Now I am hearing that I should be evaluated by my students' standardized test scores.

The problem: My students don't take standardized tests in ESL every term, and the Comprehensive English Regents Exam was designed for students who have had 11 years of English Language Arts--not a few months, or a few years. Furthermore, who can know which teachers in a student's career are the most responsible for that student's success? And isn't achievement in language skills and language arts the result of the efforts of every teacher who worked with the student toward that goal, not just the most recent one? If this policy is implemented, who would want to teach our at-risk students?

In recent months I have seen teachers vilified over and over again in the press. The writers would have you believe that teachers, especially experienced teachers, are the root of all evil in the New York City Schools. I have heard that we are greedy, undeserving, uncaring, lazy, burned-out and incompetent.

So why do we continue? It can't be that we are workaholics who enjoy marking tests and homework, writing tests and planning lessons for hours every night. It can't be that we prefer spending our evenings, weekends and "vacation" days this way instead of paying attention to our spouses and children. Or that we bask in the disrespect shown to us, as highly educated and dedicated professionals, by the mayor, the chancellor and, especially, the press. So why do we do it?

The reasons came to visit me the other day. They were former students--two boys from Africa who are now in their second year of college--one of them studying micro-biology and physiology. They hugged me and said that I had really helped them, although at the time, they had not understood it. Now, older and more mature, they said that I had changed their lives.
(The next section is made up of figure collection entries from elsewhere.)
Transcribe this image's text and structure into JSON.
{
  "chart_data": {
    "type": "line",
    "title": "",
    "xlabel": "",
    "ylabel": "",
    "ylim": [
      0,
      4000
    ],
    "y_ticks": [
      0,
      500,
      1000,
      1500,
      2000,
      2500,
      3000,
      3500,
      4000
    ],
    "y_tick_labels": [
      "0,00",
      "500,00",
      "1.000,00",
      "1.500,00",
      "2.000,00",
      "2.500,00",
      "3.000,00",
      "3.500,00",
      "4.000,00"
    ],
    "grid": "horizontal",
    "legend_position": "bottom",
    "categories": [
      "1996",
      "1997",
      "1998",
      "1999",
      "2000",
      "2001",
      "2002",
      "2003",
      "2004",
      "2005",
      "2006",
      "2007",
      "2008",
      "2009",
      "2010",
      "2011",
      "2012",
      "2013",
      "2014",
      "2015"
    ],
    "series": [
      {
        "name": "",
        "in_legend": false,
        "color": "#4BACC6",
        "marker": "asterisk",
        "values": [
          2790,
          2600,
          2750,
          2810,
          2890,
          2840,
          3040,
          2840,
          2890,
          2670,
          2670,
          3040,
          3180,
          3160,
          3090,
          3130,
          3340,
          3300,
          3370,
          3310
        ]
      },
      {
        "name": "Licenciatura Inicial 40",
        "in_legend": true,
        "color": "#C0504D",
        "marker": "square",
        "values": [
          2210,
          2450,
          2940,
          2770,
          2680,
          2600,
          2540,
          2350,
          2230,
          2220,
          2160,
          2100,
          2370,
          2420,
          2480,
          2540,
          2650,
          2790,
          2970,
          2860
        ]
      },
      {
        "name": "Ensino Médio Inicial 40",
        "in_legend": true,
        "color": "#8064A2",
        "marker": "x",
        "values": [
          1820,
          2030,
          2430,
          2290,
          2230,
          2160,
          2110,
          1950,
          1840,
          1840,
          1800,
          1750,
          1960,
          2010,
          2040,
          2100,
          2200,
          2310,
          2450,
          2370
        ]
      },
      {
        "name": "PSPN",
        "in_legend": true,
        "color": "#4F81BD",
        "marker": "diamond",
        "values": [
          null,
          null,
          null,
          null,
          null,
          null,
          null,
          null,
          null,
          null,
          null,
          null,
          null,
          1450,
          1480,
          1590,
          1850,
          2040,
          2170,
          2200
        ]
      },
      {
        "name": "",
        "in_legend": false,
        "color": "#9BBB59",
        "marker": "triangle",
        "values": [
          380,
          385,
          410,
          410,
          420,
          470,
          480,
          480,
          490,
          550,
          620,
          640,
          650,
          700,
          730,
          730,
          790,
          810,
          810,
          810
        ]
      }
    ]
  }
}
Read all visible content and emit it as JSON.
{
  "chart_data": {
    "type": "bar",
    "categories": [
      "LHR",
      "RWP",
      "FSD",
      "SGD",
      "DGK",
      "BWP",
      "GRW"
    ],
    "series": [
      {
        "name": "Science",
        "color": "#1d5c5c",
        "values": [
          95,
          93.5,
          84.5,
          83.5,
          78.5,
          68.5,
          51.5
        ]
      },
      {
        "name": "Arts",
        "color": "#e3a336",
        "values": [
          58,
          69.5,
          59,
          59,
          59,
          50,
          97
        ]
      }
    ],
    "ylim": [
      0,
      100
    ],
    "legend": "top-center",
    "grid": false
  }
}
And so, Mayor Bloomberg, you can keep your selectively chosen data and standardized tests, your rubrics and your moving targets. That visit is all the evaluation that I need; and all the evaluation that really counts.

That is why teachers teach.

2 comments:

d said...

Some teachers at the Brooklyn Tech PEP on Jan 26 raised this very issue.
What kind of educational landscape is being created in NYC? As we continue down this road of closing schools pretty soon there will be no schools or teachers left for students to visit and give thanks.

Thank you for sharing your story, we need more teachers speaking out on the detrimental affects all these policies are having on education in NYC.

A devastating crime.

veteranteacher said...

Yes that IS why teachers teach. The children are the only reason any of us are in the school building. That motto guides me every day. Your portrait of how bloom&klein destroy schools is right on. NYC is a surreal teaching environment at the present time.